We kept an invitation from our wedding day
in a frame, hung it on our bedroom wall
as a daily reminder of the ongoing occasion,
which we enhanced with an inimitable piece
of that stranded cord not easily broken
and lovingly spun: we invited, we wed,
but it was you who framed, reminded, enhanced.
We needed this cue
in our feeble youth, and in the sharpness of age
we need it still, something more to celebrate
than fading photographs and anniversaries
and this is true: my need is yours,
your need is ours, what time will never fade.
The snapshots are in boxes, the memories
are gathering dust, but the braided truth remains.
from Calendrums
Sunday, February 15, 2015
Long Ago
Long ago
when it felt like
the day was young
every morning
the sun would rise
on a world of
possibilities
and I would wake up
smiling and you
would be there beside me
with an arm to keep
me there a little
longer.
from Calendrums
Saturday, February 14, 2015
Motion Pictures
Some movies leave you feeling sad
worked up or happy, but they leave you there
retwisting scenes, revisiting the air
and sorting out the ugly good and bad.
They try to linger in your soul.
The best films take a hold and don’t let go:
they dare to move beyond the picture show,
they grip you past the credit roll
and draw you on the empty screen
the winner relishing the victory,
the tragic hero bearing the defeat,
the voyager letting where you’ve been
and what you’ve seen ultimately
define you far beyond your theater seat.
You will remember this.
Some shows
are only popcorn, local strangers all
faced in the same direction, a big wall
reflecting light-and-shadowed rows
of patronage, a flattening screen
that turns all living colors into grey.
The worst ones don’t have anything to say
but good flicks scream in every scene:
They sing and laugh and make you think
and turn you unexpectedly
into a kindred soul. As light projects
on screen, as sound tracks into sync,
as motion makes its own reality,
you find your spirit in the cineplex.
from Calendrums
Friday, February 13, 2015
On a Park Bench
On a park bench on a city streetside,
Backwards to traffic, facing a storefront
On an overcast afternoon, between
The sun and rain, breezeless, pleasantly warm,
In this time of waiting, they take a chance
To stop and sit and simply talk awhile.
Pedestrians buzz by in ones and twos,
All to themselves, not really noticing
The soft spectacle of husband and wife
Or wife and husband, wed to each other,
Talking of children, thoughts of the future,
Where they are going and what’s for dinner.

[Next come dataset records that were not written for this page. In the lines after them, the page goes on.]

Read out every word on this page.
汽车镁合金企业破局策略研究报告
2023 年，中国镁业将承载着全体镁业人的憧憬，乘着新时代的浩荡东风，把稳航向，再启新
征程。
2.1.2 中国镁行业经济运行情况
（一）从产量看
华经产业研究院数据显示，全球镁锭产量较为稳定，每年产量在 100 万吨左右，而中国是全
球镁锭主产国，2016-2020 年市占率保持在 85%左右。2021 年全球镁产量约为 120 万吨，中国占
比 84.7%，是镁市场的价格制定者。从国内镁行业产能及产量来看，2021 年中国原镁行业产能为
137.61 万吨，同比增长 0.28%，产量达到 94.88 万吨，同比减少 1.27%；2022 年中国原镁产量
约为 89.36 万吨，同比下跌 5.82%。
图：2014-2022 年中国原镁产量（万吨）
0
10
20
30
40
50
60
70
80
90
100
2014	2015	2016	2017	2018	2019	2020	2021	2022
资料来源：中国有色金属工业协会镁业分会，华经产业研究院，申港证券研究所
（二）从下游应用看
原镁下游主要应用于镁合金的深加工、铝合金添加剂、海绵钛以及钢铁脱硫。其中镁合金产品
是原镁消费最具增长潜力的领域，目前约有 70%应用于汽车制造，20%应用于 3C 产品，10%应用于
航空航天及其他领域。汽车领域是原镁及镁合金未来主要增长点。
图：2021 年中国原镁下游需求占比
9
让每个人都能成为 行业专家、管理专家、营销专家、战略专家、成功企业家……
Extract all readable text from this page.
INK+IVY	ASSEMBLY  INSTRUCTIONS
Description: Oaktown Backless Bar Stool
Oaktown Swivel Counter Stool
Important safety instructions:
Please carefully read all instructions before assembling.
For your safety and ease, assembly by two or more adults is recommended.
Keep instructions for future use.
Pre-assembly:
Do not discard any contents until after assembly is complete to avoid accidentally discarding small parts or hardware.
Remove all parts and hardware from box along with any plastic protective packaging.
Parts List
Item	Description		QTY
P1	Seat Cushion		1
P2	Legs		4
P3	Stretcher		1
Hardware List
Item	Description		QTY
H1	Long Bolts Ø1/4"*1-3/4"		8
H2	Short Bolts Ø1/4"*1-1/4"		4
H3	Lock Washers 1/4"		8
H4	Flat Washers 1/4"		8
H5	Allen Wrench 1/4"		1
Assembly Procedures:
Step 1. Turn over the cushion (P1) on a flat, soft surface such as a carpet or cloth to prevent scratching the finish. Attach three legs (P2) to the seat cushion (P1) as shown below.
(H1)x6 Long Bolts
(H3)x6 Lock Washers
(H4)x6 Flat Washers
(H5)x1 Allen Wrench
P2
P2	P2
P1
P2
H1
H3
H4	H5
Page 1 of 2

Home is a dozen miles away. Life is
Routine. Love is here and time, for now, is kind.
from Thirty Birds
Thursday, February 12, 2015
At the Bus Stop
A local pair, a man and a woman,
In love without words, married I suppose,
Sit quietly, simply biding their time,
She with modest make-up and a wool-blend coat,
He with a two-tone polyester suit,
Each with the same haircut, close to the scalp,
Neither one concerned with the day ahead,
And every morning, never fail, they’re here,
As am I, but I’m just a passerby,
Rushing to my world an hour away
While they hold the moment: this is their pond;
I don’t really know them, barely see them,
But something tells me I would miss them
If ever they were gone.
poem and photo from Thirty Birds
Wednesday, February 11, 2015
Moleskin 1.6
That prayer continues, seeking courage and wisdom, but these too I'll save for the later chapters: perhaps I'll be bolder and smarter with experience and age, somewhere down the river a ways, past 50, 60, 70... for now, though, it is enough to accept the things I cannot change, to let my fears be taken by the quiet current ---to simply be! Existing, persisting, maintaining, remaining: keeping my place in time, or the space, in any case, that I've been given for the moment. Here I stand. And if, for the moment, I let intellect distract me, to exist somewhere between Kierkegaard and Nietzsche, surely I would falter; likewise, if I let my blood boil within me, like a fanatic or a patriot, I might lose my place, this moment in which I find myself. It is not too deep to pray this prayer though, a singular pray in need of being prayed: Grant me, God, serenity.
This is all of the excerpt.